Dans ce contexte il faut être myope (et rester poli) pour ne pas voir que sans l’Europe nous courions vers le statut enviable de réserve d’indiens la plus visitée au monde. Le pays est beau en plus !

A elles seules, les trois puissances continentales européennes (All+Fra+Ita) passent en 3ème position et avec le renfort de la perfide Albion, qui sait faire le même calcul que nous, surpassent l’Empire du Milieu.
Mais pour que cette puissance s’exerce dans d’autres domaines que l’industrie ou les services, et serve à nous protéger physiquement et culturellement, il faut que les compétences de chacune d’entre elles soient intégrées dans un ensemble qui se meut d’un même mouvement en permanence, comme le poing fermé transporte les cinq doigts où qu’il frappe. Au fait l’Espagne qui n’est que dans le TOP 20 apporte 8 points à notre coalition et le Bénélux 7. Avec six doigts à la main nous sommes redoutables.

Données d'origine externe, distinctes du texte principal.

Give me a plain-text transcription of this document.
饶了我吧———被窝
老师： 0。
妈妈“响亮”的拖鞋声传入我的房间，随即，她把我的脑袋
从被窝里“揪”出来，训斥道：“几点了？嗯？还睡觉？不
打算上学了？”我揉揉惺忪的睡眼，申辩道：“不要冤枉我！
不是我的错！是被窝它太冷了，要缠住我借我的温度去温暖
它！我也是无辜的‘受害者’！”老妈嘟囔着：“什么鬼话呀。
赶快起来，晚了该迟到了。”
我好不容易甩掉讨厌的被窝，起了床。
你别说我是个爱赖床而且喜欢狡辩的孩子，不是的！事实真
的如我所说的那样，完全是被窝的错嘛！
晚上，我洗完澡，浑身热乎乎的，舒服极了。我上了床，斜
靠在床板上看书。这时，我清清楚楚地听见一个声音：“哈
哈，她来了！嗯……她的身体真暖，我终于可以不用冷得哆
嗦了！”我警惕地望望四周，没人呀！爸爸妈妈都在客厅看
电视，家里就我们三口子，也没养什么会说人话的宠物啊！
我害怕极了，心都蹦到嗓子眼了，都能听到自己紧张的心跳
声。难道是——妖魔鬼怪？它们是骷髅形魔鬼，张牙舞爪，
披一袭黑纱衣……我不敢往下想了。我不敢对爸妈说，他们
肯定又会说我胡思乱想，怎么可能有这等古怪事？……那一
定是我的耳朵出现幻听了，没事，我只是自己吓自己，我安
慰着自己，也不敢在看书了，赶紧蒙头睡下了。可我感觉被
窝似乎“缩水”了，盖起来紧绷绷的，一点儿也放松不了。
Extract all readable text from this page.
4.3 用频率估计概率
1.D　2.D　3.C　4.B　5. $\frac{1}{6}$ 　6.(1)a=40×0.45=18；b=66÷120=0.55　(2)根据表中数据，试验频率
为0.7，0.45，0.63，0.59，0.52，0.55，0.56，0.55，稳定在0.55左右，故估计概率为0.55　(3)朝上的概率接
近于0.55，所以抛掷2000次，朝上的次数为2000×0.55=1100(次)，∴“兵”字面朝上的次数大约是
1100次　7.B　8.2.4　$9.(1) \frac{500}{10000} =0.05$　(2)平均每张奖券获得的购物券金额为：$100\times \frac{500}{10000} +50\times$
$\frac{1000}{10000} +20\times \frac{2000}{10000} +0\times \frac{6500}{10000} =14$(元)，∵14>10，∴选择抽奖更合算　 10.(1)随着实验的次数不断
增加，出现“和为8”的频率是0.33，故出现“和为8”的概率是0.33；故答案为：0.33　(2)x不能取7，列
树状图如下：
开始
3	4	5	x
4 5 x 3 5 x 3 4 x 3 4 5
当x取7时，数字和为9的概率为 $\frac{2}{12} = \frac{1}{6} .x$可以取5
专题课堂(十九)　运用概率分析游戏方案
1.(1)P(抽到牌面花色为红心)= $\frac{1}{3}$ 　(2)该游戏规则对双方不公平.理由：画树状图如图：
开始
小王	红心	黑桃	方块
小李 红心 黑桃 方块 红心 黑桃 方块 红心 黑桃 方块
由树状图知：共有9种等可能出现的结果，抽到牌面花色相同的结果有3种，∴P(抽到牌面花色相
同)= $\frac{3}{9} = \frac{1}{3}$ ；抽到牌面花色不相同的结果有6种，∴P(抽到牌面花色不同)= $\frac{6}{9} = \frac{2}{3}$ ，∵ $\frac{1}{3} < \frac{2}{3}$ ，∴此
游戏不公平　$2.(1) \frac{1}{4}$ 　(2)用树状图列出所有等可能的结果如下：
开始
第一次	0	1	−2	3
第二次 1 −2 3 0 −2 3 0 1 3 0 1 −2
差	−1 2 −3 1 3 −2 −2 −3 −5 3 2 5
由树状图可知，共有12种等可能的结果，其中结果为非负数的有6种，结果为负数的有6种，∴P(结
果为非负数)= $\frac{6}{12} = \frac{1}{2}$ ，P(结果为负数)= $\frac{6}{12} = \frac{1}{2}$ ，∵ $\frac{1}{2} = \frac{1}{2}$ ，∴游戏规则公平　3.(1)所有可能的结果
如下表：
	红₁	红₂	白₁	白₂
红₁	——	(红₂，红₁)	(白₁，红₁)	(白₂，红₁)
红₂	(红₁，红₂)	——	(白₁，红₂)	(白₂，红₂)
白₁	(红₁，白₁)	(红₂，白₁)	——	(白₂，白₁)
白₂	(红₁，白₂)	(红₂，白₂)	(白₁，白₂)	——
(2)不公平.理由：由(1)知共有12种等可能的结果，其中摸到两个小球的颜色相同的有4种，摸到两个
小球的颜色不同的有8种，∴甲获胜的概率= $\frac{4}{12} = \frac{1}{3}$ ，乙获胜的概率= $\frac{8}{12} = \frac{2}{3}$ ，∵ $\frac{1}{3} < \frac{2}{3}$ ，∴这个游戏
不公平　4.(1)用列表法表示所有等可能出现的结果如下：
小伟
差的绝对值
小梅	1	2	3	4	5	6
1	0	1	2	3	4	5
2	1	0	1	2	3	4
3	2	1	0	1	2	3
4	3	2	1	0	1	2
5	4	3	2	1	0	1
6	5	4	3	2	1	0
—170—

Arrivé là, le lecteur comprend déjà que je tiens en piètre estime les souverainistes qui racontent des foutaises sur la France éternelle qui par son génie méconnu va s’en sortir haut les cœurs toute seule. A les écouter, à les suivre, à les laisser vaincre, nous finirions comme le Portugal, formidable pays d’Argonautes régnant jadis sur un empire planétaire, et qui est maintenant aux ordres des moins petits que lui, attendant le mandat de fin de mois.
Le dressage bruxellois du président Barroso épargne de longs discours sur les vertus de la force latente.

Et la France alors ?
Quid de son peuple prétendument abîmé ?
La France ne tiendra son rang que forte dans une Europe forte qui lui servira de truchement. Si nous avons encore des valeurs à faire partager par les gens de la planète Terre, pour leur bonheur, pour la justice, pour leur salut, pour n’importe quoi d’autre qui donne son meilleur sens à la vie humaine, sachons que seule l’Europe unie sera le vecteur disponible de nos ambitions, espérons-le, définitivement pacifiques.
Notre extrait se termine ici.